Mohon tunggu...
David Andrea
David Andrea Mohon Tunggu... -

Selanjutnya

Tutup

Sosbud

Kisah Dusun Wuni di Pelosok Rembang

21 April 2017   04:39 Diperbarui: 21 April 2017   15:00 2102
+
Laporkan Konten
Laporkan Akun
Kompasiana adalah platform blog. Konten ini menjadi tanggung jawab bloger dan tidak mewakili pandangan redaksi Kompas.
Lihat foto
Bagikan ide kreativitasmu dalam bentuk konten di Kompasiana | Sumber gambar: Freepik

Alkisah ada sebuah dusun terletak di pelosok Rembang, bernama Dusun Wuni, Desa Kajar, Kecamatan Gunem. Desa yang terletak di wilayah pegunungan kapur tersebut memuat 125 keluarga atau sekitar 700 jiwa. Bertahun-tahun, mereka bertahan di wilayah yang dianggap  tandus dan tidak memiliki mata air tersebut. Demi mendapatkan air yang memadai. Warga desa harus menempuh perjalanan lintas kabupaten. Mereka harus ke Kecamatan Jepon, Kabupaten Blora.
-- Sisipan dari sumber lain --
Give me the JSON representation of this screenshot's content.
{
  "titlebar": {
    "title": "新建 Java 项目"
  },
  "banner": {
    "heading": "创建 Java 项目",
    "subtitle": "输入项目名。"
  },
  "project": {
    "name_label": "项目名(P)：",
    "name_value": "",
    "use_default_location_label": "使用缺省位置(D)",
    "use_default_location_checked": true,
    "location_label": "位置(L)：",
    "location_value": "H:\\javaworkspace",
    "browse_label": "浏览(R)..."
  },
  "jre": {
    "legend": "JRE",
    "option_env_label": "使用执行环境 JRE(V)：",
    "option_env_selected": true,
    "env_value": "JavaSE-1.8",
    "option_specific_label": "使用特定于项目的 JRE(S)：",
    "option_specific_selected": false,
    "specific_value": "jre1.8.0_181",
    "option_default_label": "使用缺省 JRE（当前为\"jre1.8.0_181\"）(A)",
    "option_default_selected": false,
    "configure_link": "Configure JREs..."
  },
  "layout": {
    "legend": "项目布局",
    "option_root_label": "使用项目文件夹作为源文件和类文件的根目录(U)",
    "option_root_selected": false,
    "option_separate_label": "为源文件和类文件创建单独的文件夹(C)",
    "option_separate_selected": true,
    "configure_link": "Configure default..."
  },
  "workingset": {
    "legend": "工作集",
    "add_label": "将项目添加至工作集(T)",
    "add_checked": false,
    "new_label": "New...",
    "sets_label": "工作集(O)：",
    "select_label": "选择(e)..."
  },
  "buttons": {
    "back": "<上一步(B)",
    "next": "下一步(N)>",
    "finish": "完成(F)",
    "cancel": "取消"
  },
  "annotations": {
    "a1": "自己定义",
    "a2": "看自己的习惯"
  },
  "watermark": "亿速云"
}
Tanaman jati, merupakan salah satu tumbuhan yang bisa bertahan di wilayah setandus Dusun Waru. Sedangkan manusianya, harus berjalan sejauh 1 sampai 2 kilometer hanya untuk mendapatkan 1 hingga 2 jirigen air yang berisi 20 liter. Ya, dua jirigen tersebut sekali lagi harus didapat di Kabupaten sebelah, Blora.

Namun itu dulu..

Kini, Warga dusun Wuni sudah mendapatkan secercah harapan. Kini mereka bisa mendapatkan air bersih tanpa harus bersusah payah berjalan berkilometer untuk mendapatkan air. Sebuah perusahaan Semen milik negara, Semen Indonesia, membuat sebuah program instalasi air di wilayah tersebut. Kalau dulu mereka harus berjalan 1 hingga 2 kilometer. Kini mereka cukup berjalan 5 meter untuk mendapatkan air.

Tak hanya air. Kini warga pun bisa mendapatkan alternative pekerjaan dari kehadiran perusahaan semen plat merah tersebut. Sebutlah sekuriti, hingga menjadi vendor untuk membuat peti kayu untuk memuat semen. Hidup. Produktif. Mampu mengisi perut sendiri.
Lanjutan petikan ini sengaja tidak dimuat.